Nachdem Knuchel jedoch Rücksprache mit den internen Experten gehalten hatte, berichtet er von einer anderen «Tendenz». Man habe festgestellt, «dass die Schwimmerinnen und Schwimmer vermehrt auf das richtige Verhalten und die Regeln beim Rheinschwimmen aufmerksam gemacht werden müssen», schreibt Knuchel. Für die diesjährige Saison lägen zwar noch «keine konkreten Zahlen zu den Rheinrettungen» vor. Es sei jedoch eine «zunehmende Tendenz bei den Rettungen aus dem Rhein festzustellen.»
Sicher beim Basler Rheinschwimmen
Ganz im Zeichen der Sicherheit steht auch das 33. Basler Rheinschwimmen. Auf der ersten Seite der Infobroschüre wird man noch vor den üblichen Höflichkeitsfloskeln des Regierungspräsidenten Guy Morin und des OK-Präsidenten Christian Senn mit einem «Achtung» und ersten Anweisungen begrüsst. Es folgen weitere 21 «wichtige Regeln für Rheinschwimmende» in der Wegleitung, sechs «SLRG Baderegeln», weitere sechs «SLRG Flussregeln» und ein elf Seiten starkes Kapitel «Gefahren für Schwimmende an und in Fliessgewässern», letzteres wenigstens reichlich bebildert.

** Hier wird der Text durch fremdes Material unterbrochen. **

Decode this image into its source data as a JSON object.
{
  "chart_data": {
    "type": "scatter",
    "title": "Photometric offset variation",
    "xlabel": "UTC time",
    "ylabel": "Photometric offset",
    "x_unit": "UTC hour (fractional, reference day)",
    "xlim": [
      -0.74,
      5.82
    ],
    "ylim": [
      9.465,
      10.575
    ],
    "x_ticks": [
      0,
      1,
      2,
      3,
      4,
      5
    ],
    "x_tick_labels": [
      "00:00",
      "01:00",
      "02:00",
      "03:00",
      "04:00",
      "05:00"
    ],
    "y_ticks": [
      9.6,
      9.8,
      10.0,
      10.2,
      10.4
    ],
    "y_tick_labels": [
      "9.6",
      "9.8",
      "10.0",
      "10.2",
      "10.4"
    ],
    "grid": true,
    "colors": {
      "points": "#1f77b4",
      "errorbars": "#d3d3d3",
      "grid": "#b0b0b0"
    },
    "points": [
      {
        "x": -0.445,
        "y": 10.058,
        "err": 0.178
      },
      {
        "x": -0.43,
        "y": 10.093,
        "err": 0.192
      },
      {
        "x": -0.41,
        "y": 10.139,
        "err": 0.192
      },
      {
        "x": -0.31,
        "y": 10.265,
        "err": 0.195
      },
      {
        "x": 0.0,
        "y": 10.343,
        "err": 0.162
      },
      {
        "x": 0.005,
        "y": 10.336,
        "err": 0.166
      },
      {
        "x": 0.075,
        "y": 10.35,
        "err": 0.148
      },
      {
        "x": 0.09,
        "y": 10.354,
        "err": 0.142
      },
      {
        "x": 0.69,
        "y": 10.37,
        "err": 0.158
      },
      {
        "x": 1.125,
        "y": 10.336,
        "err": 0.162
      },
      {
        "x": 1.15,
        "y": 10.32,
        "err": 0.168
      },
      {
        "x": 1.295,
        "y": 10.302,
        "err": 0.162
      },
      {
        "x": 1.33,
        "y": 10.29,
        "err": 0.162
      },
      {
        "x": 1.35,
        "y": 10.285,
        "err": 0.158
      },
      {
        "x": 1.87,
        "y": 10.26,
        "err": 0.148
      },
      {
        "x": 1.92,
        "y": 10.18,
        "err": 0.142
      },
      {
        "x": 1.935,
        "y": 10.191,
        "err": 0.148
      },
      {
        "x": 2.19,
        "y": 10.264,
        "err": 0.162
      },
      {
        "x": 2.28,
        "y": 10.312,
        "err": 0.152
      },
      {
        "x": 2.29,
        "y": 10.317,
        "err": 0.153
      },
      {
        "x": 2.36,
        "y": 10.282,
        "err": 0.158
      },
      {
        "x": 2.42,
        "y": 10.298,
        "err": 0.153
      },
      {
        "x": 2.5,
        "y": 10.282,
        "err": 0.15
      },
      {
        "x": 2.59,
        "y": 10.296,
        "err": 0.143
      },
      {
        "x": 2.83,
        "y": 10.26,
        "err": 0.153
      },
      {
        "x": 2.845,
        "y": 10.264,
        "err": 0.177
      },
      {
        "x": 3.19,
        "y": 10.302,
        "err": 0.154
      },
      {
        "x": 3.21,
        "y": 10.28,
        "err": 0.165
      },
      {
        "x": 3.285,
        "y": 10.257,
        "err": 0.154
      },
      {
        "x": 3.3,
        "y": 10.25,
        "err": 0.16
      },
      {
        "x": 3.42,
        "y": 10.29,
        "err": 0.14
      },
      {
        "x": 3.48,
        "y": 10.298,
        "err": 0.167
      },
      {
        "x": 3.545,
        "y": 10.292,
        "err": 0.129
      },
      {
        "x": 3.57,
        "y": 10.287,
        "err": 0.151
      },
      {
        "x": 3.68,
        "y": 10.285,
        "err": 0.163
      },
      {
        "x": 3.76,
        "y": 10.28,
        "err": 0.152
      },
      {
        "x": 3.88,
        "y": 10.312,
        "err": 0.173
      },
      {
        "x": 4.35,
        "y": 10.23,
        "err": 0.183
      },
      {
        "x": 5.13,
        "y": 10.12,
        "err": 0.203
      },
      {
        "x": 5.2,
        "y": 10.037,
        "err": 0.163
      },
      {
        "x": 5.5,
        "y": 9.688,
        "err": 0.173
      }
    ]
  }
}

Wer sich bis zum Start des Rheinschwimmens nicht ganz alles einprägen kann – nicht so schlimm. Rund 6000 andere Schwimmer werden mitschwimmen, zudem zahlreiche freiwillige Rettungschwimmer sowie Boote der Rheinpolizei und der Wasserfahrvereine. Auch ein Sanitätsdienst steht bereit. Da dürfte wirklich nichts schief gehen.